The potential is there. The Scandinavian countries, of course, have long been engaged in the fray with such innovations as Skype and Spotify. Germany has its own digital modernization strategy, “Industry 4.0,” aimed at upgrading its manufacturing base through machine-learning tools. And though not gaining much traction so far, Chancellor Angela Merkel has highlighted the importance of European Union investment in AI. She has even mused that Europe could present a third way for AI.
France, a core nation of Europe alongside Germany, can make a critical contribution. As the most active modernizer on the European scene today, French President Emmanuel Macron is well positioned to promote Europe’s role as a third pillar of the AI revolution. Like de Gaulle in his time, Macron has an intuitive sense of what it takes to stay in the game — and a bold political imagination to figure out how to do so. From his first days in office, he has focused on invigorating Europe’s entrepreneurial culture and bolstering state support for innovation, especially in AI.

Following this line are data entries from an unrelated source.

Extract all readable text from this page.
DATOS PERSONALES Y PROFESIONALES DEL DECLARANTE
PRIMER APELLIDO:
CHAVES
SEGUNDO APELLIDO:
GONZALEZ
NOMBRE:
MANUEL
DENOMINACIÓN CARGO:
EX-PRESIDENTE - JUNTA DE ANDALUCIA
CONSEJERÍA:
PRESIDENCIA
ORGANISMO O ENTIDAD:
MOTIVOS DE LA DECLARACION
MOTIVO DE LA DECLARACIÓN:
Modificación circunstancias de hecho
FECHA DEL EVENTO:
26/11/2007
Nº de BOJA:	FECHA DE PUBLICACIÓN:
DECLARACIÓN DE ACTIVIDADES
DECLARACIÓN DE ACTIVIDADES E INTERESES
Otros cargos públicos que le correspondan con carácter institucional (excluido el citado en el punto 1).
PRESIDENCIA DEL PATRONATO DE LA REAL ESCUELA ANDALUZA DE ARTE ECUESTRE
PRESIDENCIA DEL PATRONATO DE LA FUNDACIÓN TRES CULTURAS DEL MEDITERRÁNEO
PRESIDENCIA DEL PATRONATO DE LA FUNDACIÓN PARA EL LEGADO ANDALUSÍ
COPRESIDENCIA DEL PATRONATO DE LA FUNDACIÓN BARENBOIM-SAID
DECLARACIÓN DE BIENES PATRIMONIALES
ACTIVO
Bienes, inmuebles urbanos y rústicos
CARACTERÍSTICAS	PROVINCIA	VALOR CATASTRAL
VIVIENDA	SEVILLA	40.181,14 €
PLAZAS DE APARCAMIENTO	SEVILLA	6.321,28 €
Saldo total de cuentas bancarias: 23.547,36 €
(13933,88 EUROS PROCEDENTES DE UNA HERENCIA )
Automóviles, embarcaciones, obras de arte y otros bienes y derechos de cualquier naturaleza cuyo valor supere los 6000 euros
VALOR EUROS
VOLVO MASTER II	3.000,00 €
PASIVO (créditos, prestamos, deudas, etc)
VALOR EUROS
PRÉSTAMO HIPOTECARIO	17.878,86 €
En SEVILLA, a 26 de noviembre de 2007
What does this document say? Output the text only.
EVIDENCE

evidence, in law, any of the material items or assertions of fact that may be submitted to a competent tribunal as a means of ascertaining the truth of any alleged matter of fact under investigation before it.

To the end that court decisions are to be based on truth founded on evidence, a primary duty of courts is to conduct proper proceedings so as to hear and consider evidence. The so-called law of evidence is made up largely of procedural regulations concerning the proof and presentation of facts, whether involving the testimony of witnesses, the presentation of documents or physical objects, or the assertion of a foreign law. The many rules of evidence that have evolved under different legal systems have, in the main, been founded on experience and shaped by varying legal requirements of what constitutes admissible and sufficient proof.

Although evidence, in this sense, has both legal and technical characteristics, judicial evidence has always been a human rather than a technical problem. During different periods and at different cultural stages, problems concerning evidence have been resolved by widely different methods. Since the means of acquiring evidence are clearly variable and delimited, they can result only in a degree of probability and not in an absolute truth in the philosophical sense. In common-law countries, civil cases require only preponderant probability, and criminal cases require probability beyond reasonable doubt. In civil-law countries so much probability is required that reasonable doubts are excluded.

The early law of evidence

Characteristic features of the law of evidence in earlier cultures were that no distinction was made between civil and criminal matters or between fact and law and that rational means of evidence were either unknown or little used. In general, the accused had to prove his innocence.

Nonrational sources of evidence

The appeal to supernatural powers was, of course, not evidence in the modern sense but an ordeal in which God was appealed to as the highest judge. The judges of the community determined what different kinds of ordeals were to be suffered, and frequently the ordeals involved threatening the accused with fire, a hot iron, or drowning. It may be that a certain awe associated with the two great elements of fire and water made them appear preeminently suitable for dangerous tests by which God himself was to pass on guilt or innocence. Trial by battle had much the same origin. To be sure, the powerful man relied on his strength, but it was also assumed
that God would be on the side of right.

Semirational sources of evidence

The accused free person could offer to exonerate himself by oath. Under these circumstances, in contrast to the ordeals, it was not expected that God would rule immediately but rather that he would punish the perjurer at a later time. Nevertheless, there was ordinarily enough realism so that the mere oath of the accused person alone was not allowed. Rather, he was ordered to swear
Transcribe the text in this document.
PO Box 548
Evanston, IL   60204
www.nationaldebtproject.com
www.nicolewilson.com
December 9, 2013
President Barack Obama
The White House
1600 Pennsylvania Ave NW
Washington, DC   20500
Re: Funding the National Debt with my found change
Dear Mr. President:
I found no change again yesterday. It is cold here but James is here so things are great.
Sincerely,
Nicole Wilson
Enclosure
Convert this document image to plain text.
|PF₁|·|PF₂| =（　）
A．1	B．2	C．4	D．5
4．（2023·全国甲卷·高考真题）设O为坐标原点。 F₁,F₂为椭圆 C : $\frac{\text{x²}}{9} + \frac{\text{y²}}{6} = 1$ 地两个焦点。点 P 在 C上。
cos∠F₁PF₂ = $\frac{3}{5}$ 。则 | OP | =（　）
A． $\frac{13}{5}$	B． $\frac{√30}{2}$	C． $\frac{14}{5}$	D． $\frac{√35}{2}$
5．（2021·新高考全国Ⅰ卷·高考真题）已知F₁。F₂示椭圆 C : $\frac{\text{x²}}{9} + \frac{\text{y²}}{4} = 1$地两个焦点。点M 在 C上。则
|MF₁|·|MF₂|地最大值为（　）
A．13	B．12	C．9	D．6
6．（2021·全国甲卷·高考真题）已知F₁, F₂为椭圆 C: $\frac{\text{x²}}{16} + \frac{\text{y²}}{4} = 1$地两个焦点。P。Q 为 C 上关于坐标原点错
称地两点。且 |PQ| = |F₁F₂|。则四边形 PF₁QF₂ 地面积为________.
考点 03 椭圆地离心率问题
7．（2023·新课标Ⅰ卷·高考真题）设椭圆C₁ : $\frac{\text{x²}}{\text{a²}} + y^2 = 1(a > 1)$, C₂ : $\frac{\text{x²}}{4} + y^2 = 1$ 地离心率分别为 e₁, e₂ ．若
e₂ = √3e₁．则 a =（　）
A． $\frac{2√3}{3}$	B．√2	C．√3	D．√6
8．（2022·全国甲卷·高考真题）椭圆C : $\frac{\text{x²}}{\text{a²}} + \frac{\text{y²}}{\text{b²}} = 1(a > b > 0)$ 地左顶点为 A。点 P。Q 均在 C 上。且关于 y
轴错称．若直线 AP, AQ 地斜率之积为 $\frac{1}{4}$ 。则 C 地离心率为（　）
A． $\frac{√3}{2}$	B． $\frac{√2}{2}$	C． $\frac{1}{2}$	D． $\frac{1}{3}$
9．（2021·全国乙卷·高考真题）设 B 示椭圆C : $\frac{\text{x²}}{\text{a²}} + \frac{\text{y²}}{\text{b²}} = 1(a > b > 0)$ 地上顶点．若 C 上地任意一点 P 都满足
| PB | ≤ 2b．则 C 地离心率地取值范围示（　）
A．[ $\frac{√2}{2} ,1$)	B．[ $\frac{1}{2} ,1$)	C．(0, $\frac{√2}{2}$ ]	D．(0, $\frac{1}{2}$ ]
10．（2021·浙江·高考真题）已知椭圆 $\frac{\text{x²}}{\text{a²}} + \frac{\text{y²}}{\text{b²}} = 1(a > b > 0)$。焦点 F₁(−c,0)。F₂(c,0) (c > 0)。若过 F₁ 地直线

“My goal is to recreate a European sovereignty in AI,” he said. “If you want to manage your own choice of society, your choice of civilization, you have to be able to be an acting part of this AI revolution.” Drawing on his country’s heritage as a cradle of scientific discovery and the Enlightenment, he has recruited the brainy mathematician and AI guru Cédric Villani to lay the foundation for France’s effort.
Macron is on the right track. The AI challenge may be just the summons a continent torn apart by persistent centrifugal forces — financial crisis, immigration and populism — needs to embrace unity more fully. An ambitious historic project aimed at reaping the economic benefits of AI, securing an independent presence for European values in the new world order and leading a scientific breakthrough to superintelligence would provide a binding narrative for a continent adrift. Such a moonshot vision would be far more compelling for Europeans than the tired pitch from Brussels that dourly sells a common Europe as canned spinach, something the paternal authorities say is good for you but that everyone hates.
Belatedly grasping what is at stake, E.U. regulators are now taking rearguard action against American big tech through the General Data Protection Regulation and other means. But if Europe wants to get ahead of the game, to recover the sovereign ability to chart its own course, it needs an innovation ecosystem that makes it the author of its own algorithms while at the same time building on its unique strengths in science.